Ethemcan Turhan: “There are many instances where you can see a push towards transformation here. Nonetheless, it’s not really mainstream yet. I find it important that we’re hearing the concept of transformations more and more in these global climate change debates. Most of the time it’s very dry language of global diplomacy – transformation brings something new and novel into this, but it’s not really mainstream yet. It’s probably up-and-coming.”

“On the other hand, transformative approaches to climate change don’t only reside within the walls of the COP blue zone. There are many people in the green (public) zone who are representatives of global civil society and many more in the rest of the city and the rest of the world following what’s going on in here. For me their actions are much more transformative than those of the politicians and diplomats in here. Those are the people who take grassroots action, moving beyond demanding something to taking action themselves.”

“In the run-up to COP15 in Copenhagen people were more demanding: they were saying we want this, we want that, we want renewables and so on. Now people are saying ‘you couldn’t do what we want, so we are taking our fate into our own hands’. And I think that’s precisely what transformation is.”

Daniela Del Bene: “The official event is not the only place that matters when we talk about climate change and environmental challenges. I do think that the global climate movement, in its many articulations and approaches (some more radical, others more leaning to negotiations), is getting closer and closer to the many unheard voices from grassroot communities, to coalitions calling for stopping corporate abuses and lobbying, and, most importantly, for systemic change.

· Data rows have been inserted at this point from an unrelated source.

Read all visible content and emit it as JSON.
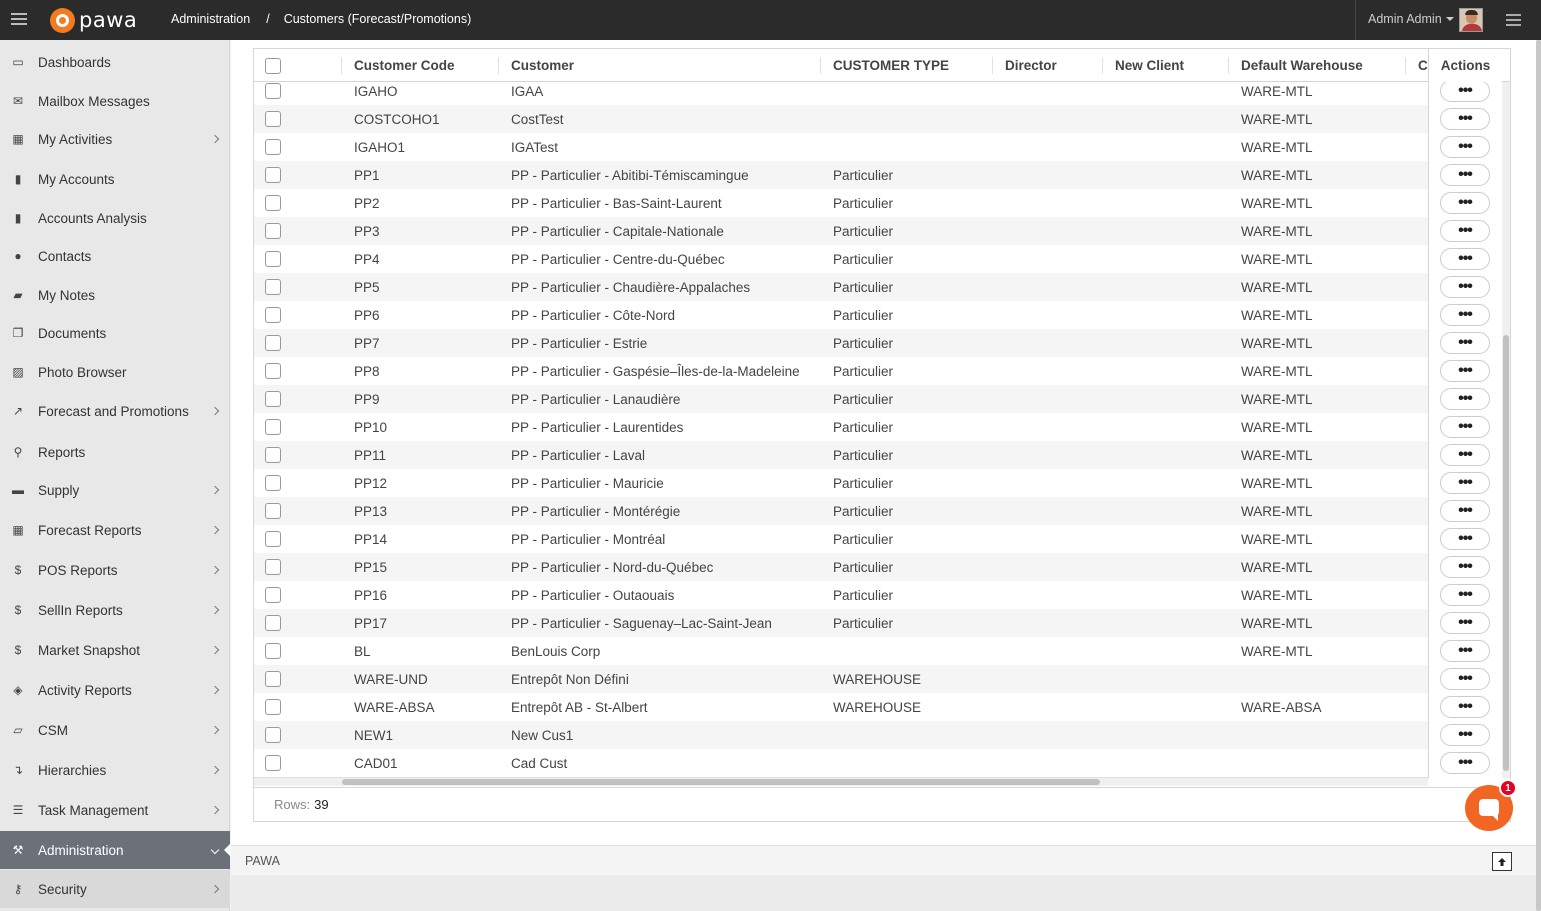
{
  "app": {
    "logo_text": "pawa",
    "brand_color": "#f47b20"
  },
  "breadcrumb": {
    "items": [
      "Administration",
      "Customers (Forecast/Promotions)"
    ],
    "separator": "/"
  },
  "user": {
    "name": "Admin Admin"
  },
  "sidebar": {
    "items": [
      {
        "label": "Dashboards",
        "icon": "monitor-icon",
        "chevron": false
      },
      {
        "label": "Mailbox Messages",
        "icon": "envelope-icon",
        "chevron": false
      },
      {
        "label": "My Activities",
        "icon": "calendar-icon",
        "chevron": true
      },
      {
        "label": "My Accounts",
        "icon": "building-icon",
        "chevron": false
      },
      {
        "label": "Accounts Analysis",
        "icon": "building-icon",
        "chevron": false
      },
      {
        "label": "Contacts",
        "icon": "user-icon",
        "chevron": false
      },
      {
        "label": "My Notes",
        "icon": "note-icon",
        "chevron": false
      },
      {
        "label": "Documents",
        "icon": "copy-icon",
        "chevron": false
      },
      {
        "label": "Photo Browser",
        "icon": "image-icon",
        "chevron": false
      },
      {
        "label": "Forecast and Promotions",
        "icon": "line-chart-icon",
        "chevron": true
      },
      {
        "label": "Reports",
        "icon": "search-icon",
        "chevron": false
      },
      {
        "label": "Supply",
        "icon": "truck-icon",
        "chevron": true
      },
      {
        "label": "Forecast Reports",
        "icon": "table-icon",
        "chevron": true
      },
      {
        "label": "POS Reports",
        "icon": "dollar-icon",
        "chevron": true
      },
      {
        "label": "SellIn Reports",
        "icon": "dollar-icon",
        "chevron": true
      },
      {
        "label": "Market Snapshot",
        "icon": "dollar-icon",
        "chevron": true
      },
      {
        "label": "Activity Reports",
        "icon": "cube-icon",
        "chevron": true
      },
      {
        "label": "CSM",
        "icon": "book-icon",
        "chevron": true
      },
      {
        "label": "Hierarchies",
        "icon": "level-down-icon",
        "chevron": true
      },
      {
        "label": "Task Management",
        "icon": "tasks-icon",
        "chevron": true
      },
      {
        "label": "Administration",
        "icon": "wrench-icon",
        "chevron": true,
        "active": true
      },
      {
        "label": "Security",
        "icon": "key-icon",
        "chevron": true
      }
    ]
  },
  "grid": {
    "columns": [
      "Customer Code",
      "Customer",
      "CUSTOMER TYPE",
      "Director",
      "New Client",
      "Default Warehouse",
      "C"
    ],
    "actions_header": "Actions",
    "action_button_label": "•••",
    "rows": [
      [
        "IGAHO",
        "IGAA",
        "",
        "",
        "",
        "WARE-MTL"
      ],
      [
        "COSTCOHO1",
        "CostTest",
        "",
        "",
        "",
        "WARE-MTL"
      ],
      [
        "IGAHO1",
        "IGATest",
        "",
        "",
        "",
        "WARE-MTL"
      ],
      [
        "PP1",
        "PP - Particulier - Abitibi-Témiscamingue",
        "Particulier",
        "",
        "",
        "WARE-MTL"
      ],
      [
        "PP2",
        "PP - Particulier - Bas-Saint-Laurent",
        "Particulier",
        "",
        "",
        "WARE-MTL"
      ],
      [
        "PP3",
        "PP - Particulier - Capitale-Nationale",
        "Particulier",
        "",
        "",
        "WARE-MTL"
      ],
      [
        "PP4",
        "PP - Particulier - Centre-du-Québec",
        "Particulier",
        "",
        "",
        "WARE-MTL"
      ],
      [
        "PP5",
        "PP - Particulier - Chaudière-Appalaches",
        "Particulier",
        "",
        "",
        "WARE-MTL"
      ],
      [
        "PP6",
        "PP - Particulier - Côte-Nord",
        "Particulier",
        "",
        "",
        "WARE-MTL"
      ],
      [
        "PP7",
        "PP - Particulier - Estrie",
        "Particulier",
        "",
        "",
        "WARE-MTL"
      ],
      [
        "PP8",
        "PP - Particulier - Gaspésie–Îles-de-la-Madeleine",
        "Particulier",
        "",
        "",
        "WARE-MTL"
      ],
      [
        "PP9",
        "PP - Particulier - Lanaudière",
        "Particulier",
        "",
        "",
        "WARE-MTL"
      ],
      [
        "PP10",
        "PP - Particulier - Laurentides",
        "Particulier",
        "",
        "",
        "WARE-MTL"
      ],
      [
        "PP11",
        "PP - Particulier - Laval",
        "Particulier",
        "",
        "",
        "WARE-MTL"
      ],
      [
        "PP12",
        "PP - Particulier - Mauricie",
        "Particulier",
        "",
        "",
        "WARE-MTL"
      ],
      [
        "PP13",
        "PP - Particulier - Montérégie",
        "Particulier",
        "",
        "",
        "WARE-MTL"
      ],
      [
        "PP14",
        "PP - Particulier - Montréal",
        "Particulier",
        "",
        "",
        "WARE-MTL"
      ],
      [
        "PP15",
        "PP - Particulier - Nord-du-Québec",
        "Particulier",
        "",
        "",
        "WARE-MTL"
      ],
      [
        "PP16",
        "PP - Particulier - Outaouais",
        "Particulier",
        "",
        "",
        "WARE-MTL"
      ],
      [
        "PP17",
        "PP - Particulier - Saguenay–Lac-Saint-Jean",
        "Particulier",
        "",
        "",
        "WARE-MTL"
      ],
      [
        "BL",
        "BenLouis Corp",
        "",
        "",
        "",
        "WARE-MTL"
      ],
      [
        "WARE-UND",
        "Entrepôt Non Défini",
        "WAREHOUSE",
        "",
        "",
        ""
      ],
      [
        "WARE-ABSA",
        "Entrepôt AB - St-Albert",
        "WAREHOUSE",
        "",
        "",
        "WARE-ABSA"
      ],
      [
        "NEW1",
        "New Cus1",
        "",
        "",
        "",
        ""
      ],
      [
        "CAD01",
        "Cad Cust",
        "",
        "",
        "",
        ""
      ]
    ],
    "rows_label": "Rows:",
    "rows_count": "39"
  },
  "footer": {
    "brand": "PAWA"
  },
  "chat": {
    "badge": "1"
  }
}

They are finally building a common narrative. See for example the amazing coming together of many groups calling for “leave oils, gas and carbon in the soil”, with the proposal Annex 0, promoted by Oilwatch, which is very much in line with scientific take on the matter to avoid serious climate catastrophes.”

Alice Newton: “Yes, the most exciting is in the attitude of leaders who have finally acknowledged that there is a problem and that they have a role and responsibility.”

About the researchers:

Daniela Del Bene is currently a PhD candidate in Environmental Sciences at ICTA-UAB. Her main research topics are conflicts related to water resources and river basin management, dams and hydropower, social movements. She currently works on the EJOLT project and on the global map of environmental conflicts and resistance.
Biography at the ICTA website

Adrian Ely is Deputy Director and Head of Impact at the STEPS Centre (Social, Technological and Environmental Pathways to Sustainability), an interdisciplinary global research and policy engagement centre uniting development studies with science and technology studies. Adrian’s areas of interest include environmental impacts of GM crops, frameworks for biotechnology regulation, risk and uncertainty in policy-making around new technologies and innovation for sustainable development.
Biography at the STEPS Centre website

Alice Newton is Professor in the Department of Chemistry and Pharmacy (DQF), Faculty of Sciences and Technology (FCT) of the University of Algarve (UAlg, Portugal).
Alice Newton’s homepage

Cosmas Ochieng is the Executive Director of ACTS – the African Centre for Technology Studies, a development research think tank on harnessing applications of science, technology and innovation policies for sustainable development in Africa. Dr. Ochieng has conducted research, policy analysis and teaching in the areas of agriculture and food security; sustainable land, water and energy ecosystems management;  biodiversity and natural resource governance;  national systems of innovation;  international trade and development; green economy and climate change; ICTs and development in Africa;  and political economy of African agrarian development.
Biography at the ACTS website

Ethemcan Turhan is environmental social scientist with a background in environmental engineering and political ecology. He is currently based at the Istanbul Policy Centre, Sabanci University.